A endourologia é o ramo da urologia que trata as afecções do trato urinário por vias naturais ou por pequenas punções, sem incisões amplas. No caso da litíase renal, as principais técnicas minimamente invasivas são: a litotripsia extracorpórea por ondas de choque (LECO), que fragmenta o cálculo por ondas de choque geradas fora do corpo; a nefrolitotripsia percutânea (NLPC), que acessa o rim por uma punção lombar com ampliação do trajeto; e a ureteroscopia, que pode ser semirrígida (para ureter distal) ou flexível (para ureter proximal e cavidades renais). A ureteroscopia flexível, também chamada de cirurgia intra-renal retrógrada (CIRR), permite a visualização e o tratamento de cálculos em qualquer cálice renal, com um aparelho que se curva ativamente, e a fragmentação é feita preferencialmente com laser de hólmio (Ho:YAG), que é eficaz para todos os tipos de cálculo, inclusive os mais duros, como os de oxalato de cálcio monoidratado e cistina.
A escolha da técnica depende de fatores como tamanho, localização e densidade do cálculo, anatomia do paciente, equipamento disponível e preferência do cirurgião. Em geral, cálculos renais < 2 cm podem ser tratados por LECO ou ureteroscopia flexível; cálculos > 1 cm, especialmente os coraliformes, têm melhor resultado com NLPC. A ureteroscopia flexível tem a vantagem de ser totalmente endoscópica, sem incisões, com alta taxa de sucesso e menor morbidade, sendo indicada também para cálculos em divertículos caliciais e para pacientes com obesidade ou distúrbios de coagulação, nos quais a LECO e a NLPC são mais arriscadas.

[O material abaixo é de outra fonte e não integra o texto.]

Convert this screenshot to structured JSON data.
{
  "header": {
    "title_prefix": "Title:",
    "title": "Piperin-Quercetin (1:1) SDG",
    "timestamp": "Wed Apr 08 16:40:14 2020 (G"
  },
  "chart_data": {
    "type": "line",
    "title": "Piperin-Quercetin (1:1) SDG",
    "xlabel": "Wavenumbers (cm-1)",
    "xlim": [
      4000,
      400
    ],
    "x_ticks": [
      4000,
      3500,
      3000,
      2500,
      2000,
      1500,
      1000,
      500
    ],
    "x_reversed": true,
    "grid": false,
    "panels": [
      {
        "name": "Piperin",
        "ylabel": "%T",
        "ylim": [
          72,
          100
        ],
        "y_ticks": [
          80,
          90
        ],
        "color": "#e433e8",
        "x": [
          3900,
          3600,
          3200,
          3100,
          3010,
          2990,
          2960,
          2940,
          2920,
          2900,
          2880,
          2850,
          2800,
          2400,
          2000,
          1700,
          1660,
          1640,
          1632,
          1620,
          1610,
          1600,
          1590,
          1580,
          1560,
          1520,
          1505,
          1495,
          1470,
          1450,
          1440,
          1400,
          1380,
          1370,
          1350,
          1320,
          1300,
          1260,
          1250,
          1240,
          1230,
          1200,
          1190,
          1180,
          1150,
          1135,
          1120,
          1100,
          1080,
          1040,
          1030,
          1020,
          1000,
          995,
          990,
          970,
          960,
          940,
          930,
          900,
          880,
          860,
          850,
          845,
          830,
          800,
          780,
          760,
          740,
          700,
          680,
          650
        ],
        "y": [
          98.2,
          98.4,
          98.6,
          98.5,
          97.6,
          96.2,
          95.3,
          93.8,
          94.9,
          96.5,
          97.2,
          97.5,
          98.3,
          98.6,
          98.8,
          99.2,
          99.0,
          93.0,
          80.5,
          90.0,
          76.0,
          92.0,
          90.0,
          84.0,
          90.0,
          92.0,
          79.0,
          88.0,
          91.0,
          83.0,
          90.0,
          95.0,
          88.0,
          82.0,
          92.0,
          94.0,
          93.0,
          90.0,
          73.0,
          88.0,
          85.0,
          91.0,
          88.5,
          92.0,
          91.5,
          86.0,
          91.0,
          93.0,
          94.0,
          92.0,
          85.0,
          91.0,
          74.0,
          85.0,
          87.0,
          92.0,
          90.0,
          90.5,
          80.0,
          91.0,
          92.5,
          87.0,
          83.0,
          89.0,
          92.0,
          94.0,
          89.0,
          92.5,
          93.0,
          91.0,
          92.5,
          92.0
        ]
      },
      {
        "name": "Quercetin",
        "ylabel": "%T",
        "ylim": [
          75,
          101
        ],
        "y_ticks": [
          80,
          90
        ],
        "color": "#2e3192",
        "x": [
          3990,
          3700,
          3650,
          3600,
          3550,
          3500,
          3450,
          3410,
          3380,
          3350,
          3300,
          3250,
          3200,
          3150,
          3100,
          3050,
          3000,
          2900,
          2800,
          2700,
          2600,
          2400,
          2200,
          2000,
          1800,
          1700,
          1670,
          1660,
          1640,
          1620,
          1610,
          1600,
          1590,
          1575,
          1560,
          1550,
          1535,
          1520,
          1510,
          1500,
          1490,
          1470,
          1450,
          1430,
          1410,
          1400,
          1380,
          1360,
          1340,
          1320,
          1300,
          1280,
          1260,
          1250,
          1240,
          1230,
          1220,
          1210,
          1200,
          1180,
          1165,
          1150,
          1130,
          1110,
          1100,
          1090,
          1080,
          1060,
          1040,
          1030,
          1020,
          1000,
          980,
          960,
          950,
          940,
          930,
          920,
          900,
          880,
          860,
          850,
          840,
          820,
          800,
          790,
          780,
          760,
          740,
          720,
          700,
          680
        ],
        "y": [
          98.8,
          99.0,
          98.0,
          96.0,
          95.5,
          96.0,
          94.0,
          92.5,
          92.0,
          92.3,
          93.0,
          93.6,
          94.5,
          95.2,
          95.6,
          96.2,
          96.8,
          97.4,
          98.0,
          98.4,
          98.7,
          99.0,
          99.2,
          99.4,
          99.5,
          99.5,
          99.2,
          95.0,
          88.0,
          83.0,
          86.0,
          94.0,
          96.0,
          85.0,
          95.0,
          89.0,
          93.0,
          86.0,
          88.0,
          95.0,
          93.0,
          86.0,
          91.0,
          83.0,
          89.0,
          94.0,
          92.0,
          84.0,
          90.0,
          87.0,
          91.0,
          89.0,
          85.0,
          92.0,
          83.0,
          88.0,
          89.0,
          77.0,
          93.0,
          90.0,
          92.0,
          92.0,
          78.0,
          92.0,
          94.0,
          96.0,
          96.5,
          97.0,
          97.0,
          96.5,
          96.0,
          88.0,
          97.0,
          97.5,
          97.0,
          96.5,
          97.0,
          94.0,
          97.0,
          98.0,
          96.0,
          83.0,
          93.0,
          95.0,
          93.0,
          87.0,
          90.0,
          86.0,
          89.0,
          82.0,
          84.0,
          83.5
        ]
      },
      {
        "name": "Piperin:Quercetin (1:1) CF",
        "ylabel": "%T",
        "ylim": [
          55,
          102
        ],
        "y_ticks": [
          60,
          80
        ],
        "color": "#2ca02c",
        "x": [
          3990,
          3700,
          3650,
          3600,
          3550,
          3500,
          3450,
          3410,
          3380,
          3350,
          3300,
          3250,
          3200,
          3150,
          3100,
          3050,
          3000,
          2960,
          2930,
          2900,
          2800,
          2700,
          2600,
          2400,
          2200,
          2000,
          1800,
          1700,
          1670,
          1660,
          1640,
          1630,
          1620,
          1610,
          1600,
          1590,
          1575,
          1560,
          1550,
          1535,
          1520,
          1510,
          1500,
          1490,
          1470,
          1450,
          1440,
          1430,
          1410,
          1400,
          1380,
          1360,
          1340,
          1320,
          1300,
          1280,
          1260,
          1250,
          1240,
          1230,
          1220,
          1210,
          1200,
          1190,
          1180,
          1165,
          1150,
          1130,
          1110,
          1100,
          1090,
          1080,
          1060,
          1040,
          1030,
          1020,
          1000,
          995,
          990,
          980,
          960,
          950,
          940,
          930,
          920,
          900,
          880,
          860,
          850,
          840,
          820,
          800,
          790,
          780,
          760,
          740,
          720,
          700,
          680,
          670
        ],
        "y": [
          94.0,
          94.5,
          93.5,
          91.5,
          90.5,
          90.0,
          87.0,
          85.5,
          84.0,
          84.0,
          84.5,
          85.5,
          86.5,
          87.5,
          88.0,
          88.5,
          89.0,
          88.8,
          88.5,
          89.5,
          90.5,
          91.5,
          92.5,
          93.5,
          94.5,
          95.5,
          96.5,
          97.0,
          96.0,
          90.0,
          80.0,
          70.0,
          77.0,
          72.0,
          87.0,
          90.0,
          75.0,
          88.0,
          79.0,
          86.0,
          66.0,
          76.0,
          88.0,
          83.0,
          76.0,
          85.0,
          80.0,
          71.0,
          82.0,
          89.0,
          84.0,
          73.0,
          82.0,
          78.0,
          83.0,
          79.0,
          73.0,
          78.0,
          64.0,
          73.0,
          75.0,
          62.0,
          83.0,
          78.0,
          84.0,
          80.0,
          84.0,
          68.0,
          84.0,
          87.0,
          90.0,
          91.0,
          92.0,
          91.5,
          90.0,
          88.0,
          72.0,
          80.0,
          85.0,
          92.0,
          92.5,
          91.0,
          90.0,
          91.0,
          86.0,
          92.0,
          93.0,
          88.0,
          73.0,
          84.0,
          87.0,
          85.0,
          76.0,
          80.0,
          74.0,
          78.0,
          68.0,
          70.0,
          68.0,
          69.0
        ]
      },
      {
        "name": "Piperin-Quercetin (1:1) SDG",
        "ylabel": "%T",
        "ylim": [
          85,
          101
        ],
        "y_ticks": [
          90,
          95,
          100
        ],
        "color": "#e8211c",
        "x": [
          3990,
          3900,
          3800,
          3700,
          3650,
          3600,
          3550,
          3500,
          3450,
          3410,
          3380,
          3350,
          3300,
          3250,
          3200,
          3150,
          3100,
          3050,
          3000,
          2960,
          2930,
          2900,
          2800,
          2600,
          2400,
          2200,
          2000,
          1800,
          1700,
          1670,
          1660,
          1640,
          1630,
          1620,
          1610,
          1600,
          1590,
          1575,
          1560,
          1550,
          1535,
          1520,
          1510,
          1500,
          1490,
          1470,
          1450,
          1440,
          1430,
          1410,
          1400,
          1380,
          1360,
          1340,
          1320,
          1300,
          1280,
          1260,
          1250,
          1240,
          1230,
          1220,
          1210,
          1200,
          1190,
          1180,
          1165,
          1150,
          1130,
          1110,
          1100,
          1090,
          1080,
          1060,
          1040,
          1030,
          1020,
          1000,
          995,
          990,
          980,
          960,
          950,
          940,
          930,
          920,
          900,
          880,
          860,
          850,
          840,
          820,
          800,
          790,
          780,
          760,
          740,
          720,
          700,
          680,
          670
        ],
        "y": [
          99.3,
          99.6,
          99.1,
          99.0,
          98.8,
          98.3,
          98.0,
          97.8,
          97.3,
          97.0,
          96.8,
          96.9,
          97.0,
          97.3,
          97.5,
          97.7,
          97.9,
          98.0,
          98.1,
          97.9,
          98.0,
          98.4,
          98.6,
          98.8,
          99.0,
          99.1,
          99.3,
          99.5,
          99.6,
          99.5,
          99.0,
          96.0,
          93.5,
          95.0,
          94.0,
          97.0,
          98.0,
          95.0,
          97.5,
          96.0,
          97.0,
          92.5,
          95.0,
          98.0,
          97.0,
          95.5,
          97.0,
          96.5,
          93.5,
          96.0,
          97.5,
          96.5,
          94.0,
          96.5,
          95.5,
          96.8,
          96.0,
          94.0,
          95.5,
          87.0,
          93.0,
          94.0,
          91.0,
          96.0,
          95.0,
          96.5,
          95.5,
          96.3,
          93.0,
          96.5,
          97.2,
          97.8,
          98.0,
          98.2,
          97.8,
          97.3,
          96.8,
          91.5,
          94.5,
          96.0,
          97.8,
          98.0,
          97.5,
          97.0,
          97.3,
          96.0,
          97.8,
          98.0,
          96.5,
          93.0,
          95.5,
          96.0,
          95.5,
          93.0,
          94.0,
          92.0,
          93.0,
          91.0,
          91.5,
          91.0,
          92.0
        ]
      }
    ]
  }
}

A pegadinha da questão está em distinguir a via de acesso: a nefrolitotomia percutânea (alternativa A) também é minimamente invasiva, mas exige uma incisão (punção lombar) para criar o acesso percutâneo; a ureteroscopia semirrígida (alternativa B) não alcança as cavidades renais com a mesma facilidade, sendo usada principalmente para cálculos ureterais; a litotripsia extracorpórea (alternativa C) não utiliza endoscópio, e sim ondas de choque externas; e a nefrectomia laparoscópica (alternativa E) é um procedimento radical de remoção do rim, não indicado para tratamento de cálculos. Portanto, a única que combina ureteroscópio flexível + laser de hólmio + acesso sem incisão é a letra D.
Guarde a fronteira entre as técnicas: a palavra-chave é a via de acesso — se o enunciado fala em "sem incisões" e "ureteroscópio flexível", a resposta é a ureteroscopia flexível; se fala em "punção percutânea", é a NLPC; se fala em "ondas de choque externas", é a LECO. É exatamente nesse critério que as alternativas se dividem.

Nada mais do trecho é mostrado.